10.24am Monitor has said this morning that even if the NHS achieves the maximum possible savings between now and 2021, it will still fail to close the £30bn funding gap identified by NHS England.

A Monitor analysis published today says the most the NHS can manage in that time is £18bn, and says “radical change” is needed to make the service financially sustainable in the long term.

Chief executive David Bennet warns against extending the NHS pay freeze as that is not sustainable.

Read Ben Clover’s story here.

10.19am The Department of Health is rekindling its interest in mutuals and social enterprises, bringing King’s Fund chief executive Chris Ham in to lead a review of staff and workforce engagement.

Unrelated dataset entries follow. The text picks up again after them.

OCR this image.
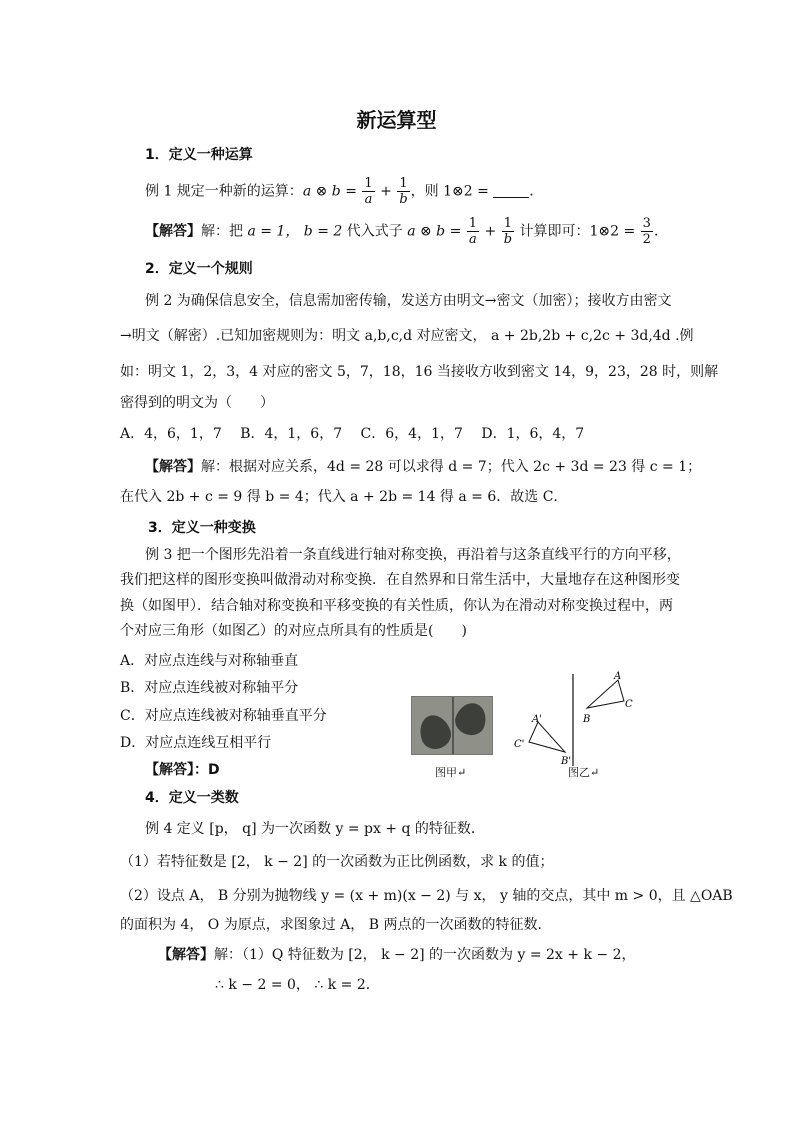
新运算型
1．定义一种运算
例 1 规定一种新的运算：a ⊗ $b = \frac{1}{a} + \frac{1}{b}$ ，则 1⊗2 =	．
【解答】解：把 a = 1， b = 2 代入式子 a ⊗ $b = \frac{1}{a} + \frac{1}{b}$ 计算即可：1⊗2 = $\frac{3}{2}$ ．
2．定义一个规则
例 2 为确保信息安全，信息需加密传输，发送方由明文→密文（加密）；接收方由密文
→明文（解密）.已知加密规则为：明文 a,b,c,d 对应密文， a + 2b,2b + c,2c + 3d,4d .例
如：明文 1，2，3，4 对应的密文 5，7，18，16 当接收方收到密文 14，9，23，28 时，则解
密得到的明文为（　　）
A．4，6，1，7　 B．4，1，6，7　 C．6，4，1，7　 D．1，6，4，7
【解答】解：根据对应关系，4d = 28 可以求得 d = 7；代入 2c + 3d = 23 得 c = 1；
在代入 2b + c = 9 得 b = 4；代入 a + 2b = 14 得 a = 6．故选 C．
3．定义一种变换
例 3 把一个图形先沿着一条直线进行轴对称变换，再沿着与这条直线平行的方向平移，
我们把这样的图形变换叫做滑动对称变换．在自然界和日常生活中，大量地存在这种图形变
换（如图甲）．结合轴对称变换和平移变换的有关性质，你认为在滑动对称变换过程中，两
个对应三角形（如图乙）的对应点所具有的性质是(　　)
A．对应点连线与对称轴垂直
B．对应点连线被对称轴平分
C．对应点连线被对称轴垂直平分
D．对应点连线互相平行
【解答】：D	图甲↵
A
B
C
A'
B'
C'
图乙↵
4．定义一类数
例 4 定义 [p， q] 为一次函数 y = px + q 的特征数．
（1）若特征数是 [2， k − 2] 的一次函数为正比例函数，求 k 的值；
（2）设点 A， B 分别为抛物线 y = (x + m)(x − 2) 与 x， y 轴的交点，其中 m > 0，且 △OAB
的面积为 4， O 为原点，求图象过 A， B 两点的一次函数的特征数．
【解答】解：（1）Q 特征数为 [2， k − 2] 的一次函数为 y = 2x + k − 2，
∴ k − 2 = 0， ∴ k = 2．
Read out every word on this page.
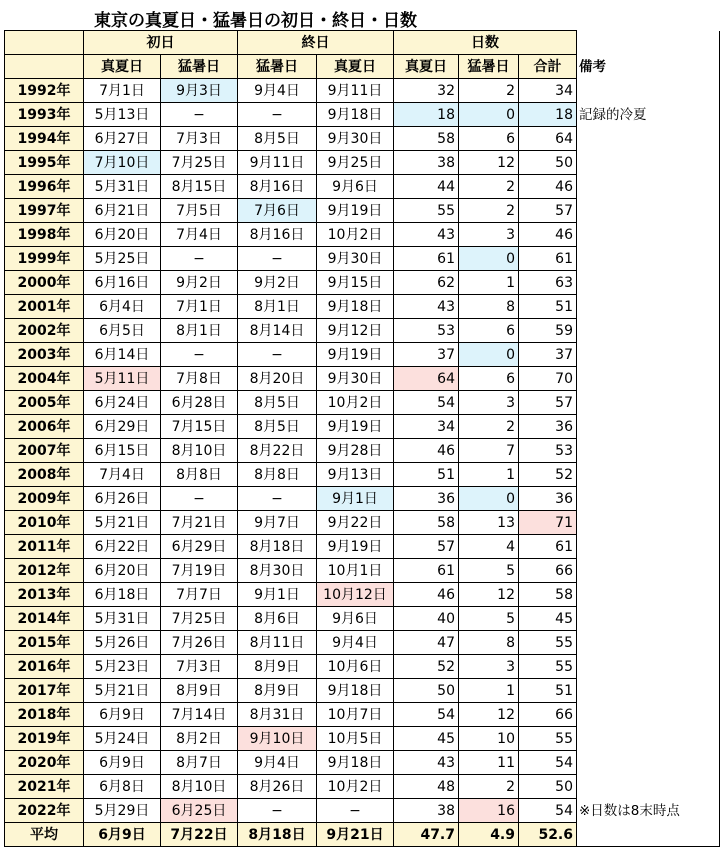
東京の真夏日・猛暑日の初日・終日・日数
	初日		終日		日数			
	真夏日	猛暑日	猛暑日	真夏日	真夏日	猛暑日	合計	備考
1992年	7月1日	9月3日	9月4日	9月11日	32	2	34	
1993年	5月13日	−	−	9月18日	18	0	18	記録的冷夏
1994年	6月27日	7月3日	8月5日	9月30日	58	6	64	
1995年	7月10日	7月25日	9月11日	9月25日	38	12	50	
1996年	5月31日	8月15日	8月16日	9月6日	44	2	46	
1997年	6月21日	7月5日	7月6日	9月19日	55	2	57	
1998年	6月20日	7月4日	8月16日	10月2日	43	3	46	
1999年	5月25日	−	−	9月30日	61	0	61	
2000年	6月16日	9月2日	9月2日	9月15日	62	1	63	
2001年	6月4日	7月1日	8月1日	9月18日	43	8	51	
2002年	6月5日	8月1日	8月14日	9月12日	53	6	59	
2003年	6月14日	−	−	9月19日	37	0	37	
2004年	5月11日	7月8日	8月20日	9月30日	64	6	70	
2005年	6月24日	6月28日	8月5日	10月2日	54	3	57	
2006年	6月29日	7月15日	8月5日	9月19日	34	2	36	
2007年	6月15日	8月10日	8月22日	9月28日	46	7	53	
2008年	7月4日	8月8日	8月8日	9月13日	51	1	52	
2009年	6月26日	−	−	9月1日	36	0	36	
2010年	5月21日	7月21日	9月7日	9月22日	58	13	71	
2011年	6月22日	6月29日	8月18日	9月19日	57	4	61	
2012年	6月20日	7月19日	8月30日	10月1日	61	5	66	
2013年	6月18日	7月7日	9月1日	10月12日	46	12	58	
2014年	5月31日	7月25日	8月6日	9月6日	40	5	45	
2015年	5月26日	7月26日	8月11日	9月4日	47	8	55	
2016年	5月23日	7月3日	8月9日	10月6日	52	3	55	
2017年	5月21日	8月9日	8月9日	9月18日	50	1	51	
2018年	6月9日	7月14日	8月31日	10月7日	54	12	66	
2019年	5月24日	8月2日	9月10日	10月5日	45	10	55	
2020年	6月9日	8月7日	9月4日	9月18日	43	11	54	
2021年	6月8日	8月10日	8月26日	10月2日	48	2	50	
2022年	5月29日	6月25日	−	−	38	16	54	※日数は8末時点
平均	6月9日	7月22日	8月18日	9月21日	47.7	4.9	52.6	
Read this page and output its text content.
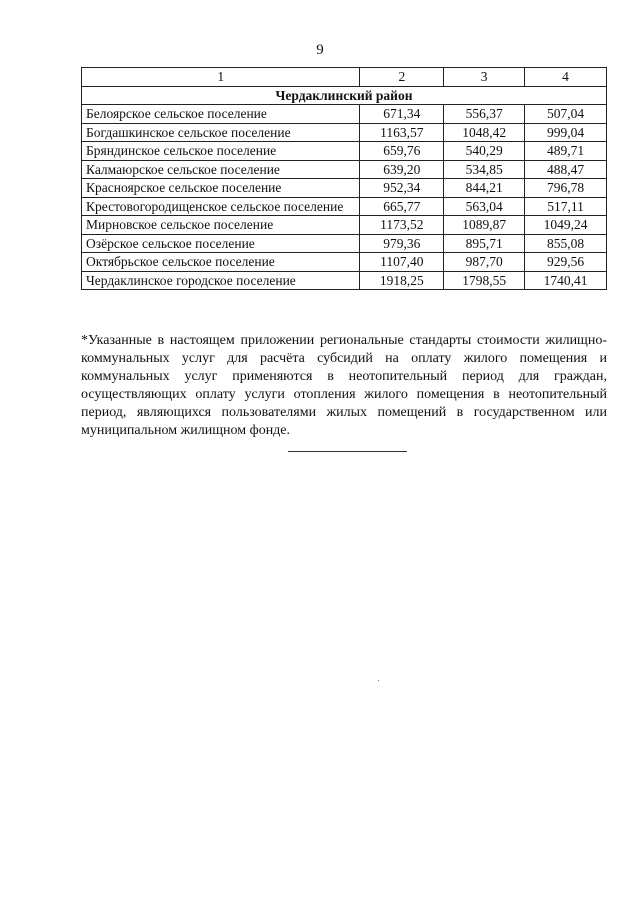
9
1	2	3	4
Чердаклинский район			
Белоярское сельское поселение	671,34	556,37	507,04
Богдашкинское сельское поселение	1163,57	1048,42	999,04
Бряндинское сельское поселение	659,76	540,29	489,71
Калмаюрское сельское поселение	639,20	534,85	488,47
Красноярское сельское поселение	952,34	844,21	796,78
Крестовогородищенское сельское поселение	665,77	563,04	517,11
Мирновское сельское поселение	1173,52	1089,87	1049,24
Озёрское сельское поселение	979,36	895,71	855,08
Октябрьское сельское поселение	1107,40	987,70	929,56
Чердаклинское городское поселение	1918,25	1798,55	1740,41

*Указанные в настоящем приложении региональные стандарты стоимости жилищно-коммунальных услуг для расчёта субсидий на оплату жилого помещения и коммунальных услуг применяются в неотопительный период для граждан, осуществляющих оплату услуги отопления жилого помещения в неотопительный период, являющихся пользователями жилых помещений в государственном или муниципальном жилищном фонде.
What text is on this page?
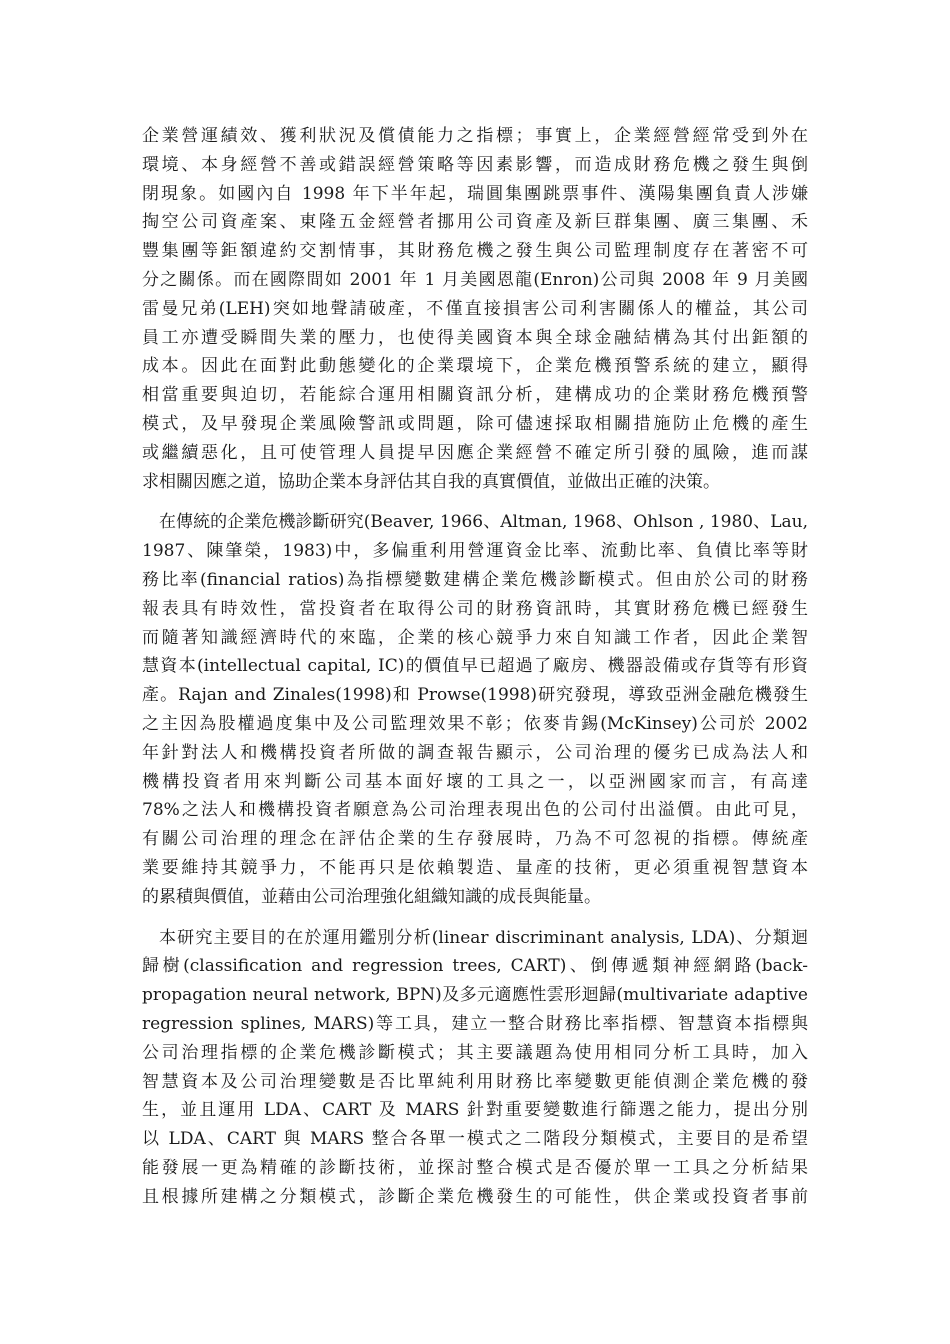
企業營運績效、獲利狀況及償債能力之指標；事實上，企業經營經常受到外在
環境、本身經營不善或錯誤經營策略等因素影響，而造成財務危機之發生與倒
閉現象。如國內自 1998 年下半年起，瑞圓集團跳票事件、漢陽集團負責人涉嫌
掏空公司資產案、東隆五金經營者挪用公司資產及新巨群集團、廣三集團、禾
豐集團等鉅額違約交割情事，其財務危機之發生與公司監理制度存在著密不可
分之關係。而在國際間如 2001 年 1 月美國恩龍(Enron)公司與 2008 年 9 月美國
雷曼兄弟(LEH)突如地聲請破產，不僅直接損害公司利害關係人的權益，其公司
員工亦遭受瞬間失業的壓力，也使得美國資本與全球金融結構為其付出鉅額的
成本。因此在面對此動態變化的企業環境下，企業危機預警系統的建立，顯得
相當重要與迫切，若能綜合運用相關資訊分析，建構成功的企業財務危機預警
模式，及早發現企業風險警訊或問題，除可儘速採取相關措施防止危機的產生
或繼續惡化，且可使管理人員提早因應企業經營不確定所引發的風險，進而謀
求相關因應之道，協助企業本身評估其自我的真實價值，並做出正確的決策。
在傳統的企業危機診斷研究(Beaver, 1966、Altman, 1968、Ohlson , 1980、Lau,
1987、陳肇榮，1983)中，多偏重利用營運資金比率、流動比率、負債比率等財
務比率(financial ratios)為指標變數建構企業危機診斷模式。但由於公司的財務
報表具有時效性，當投資者在取得公司的財務資訊時，其實財務危機已經發生
而隨著知識經濟時代的來臨，企業的核心競爭力來自知識工作者，因此企業智
慧資本(intellectual capital, IC)的價值早已超過了廠房、機器設備或存貨等有形資
產。Rajan and Zinales(1998)和 Prowse(1998)研究發現，導致亞洲金融危機發生
之主因為股權過度集中及公司監理效果不彰；依麥肯錫(McKinsey)公司於 2002
年針對法人和機構投資者所做的調查報告顯示，公司治理的優劣已成為法人和
機構投資者用來判斷公司基本面好壞的工具之一，以亞洲國家而言，有高達
78%之法人和機構投資者願意為公司治理表現出色的公司付出溢價。由此可見，
有關公司治理的理念在評估企業的生存發展時，乃為不可忽視的指標。傳統產
業要維持其競爭力，不能再只是依賴製造、量產的技術，更必須重視智慧資本
的累積與價值，並藉由公司治理強化組織知識的成長與能量。
本研究主要目的在於運用鑑別分析(linear discriminant analysis, LDA)、分類迴
歸樹(classification and regression trees, CART)、倒傳遞類神經網路(back-
propagation neural network, BPN)及多元適應性雲形迴歸(multivariate adaptive
regression splines, MARS)等工具，建立一整合財務比率指標、智慧資本指標與
公司治理指標的企業危機診斷模式；其主要議題為使用相同分析工具時，加入
智慧資本及公司治理變數是否比單純利用財務比率變數更能偵測企業危機的發
生，並且運用 LDA、CART 及 MARS 針對重要變數進行篩選之能力，提出分別
以 LDA、CART 與 MARS 整合各單一模式之二階段分類模式，主要目的是希望
能發展一更為精確的診斷技術，並探討整合模式是否優於單一工具之分析結果
且根據所建構之分類模式，診斷企業危機發生的可能性，供企業或投資者事前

The review will have a particular focus on social enterprise and mutuals as a way of giving NHS workers more of a stake in their organisation.

Our reporter David Williams has an interview with care and support minister Norman Lamb, in which he claims that the failures of leadership and management seen at Mid Staffordshire Foundation Trust could never have happened in a mutual.

8.40am: Good morning, a new approach to eyecare is saving Sheffield Clinical Commissioning Group around £400,000 a year. Along with establishing additional pathways, local optometrists were also approached to discuss how they could make better use of their skills, and whether the CCG could fill any gaps with additional training and support.

Earlier this year, the NHS Ombudsman claimed NHS leaders are failing to listen to and learn from patient complaints. On HSJ’s Leadership channel today, Bernie Cuthel, chief executive of Liverpool Community Health Trust also writes on why taking patient feedback seriously is essential in a post-Mid Staffordshire world.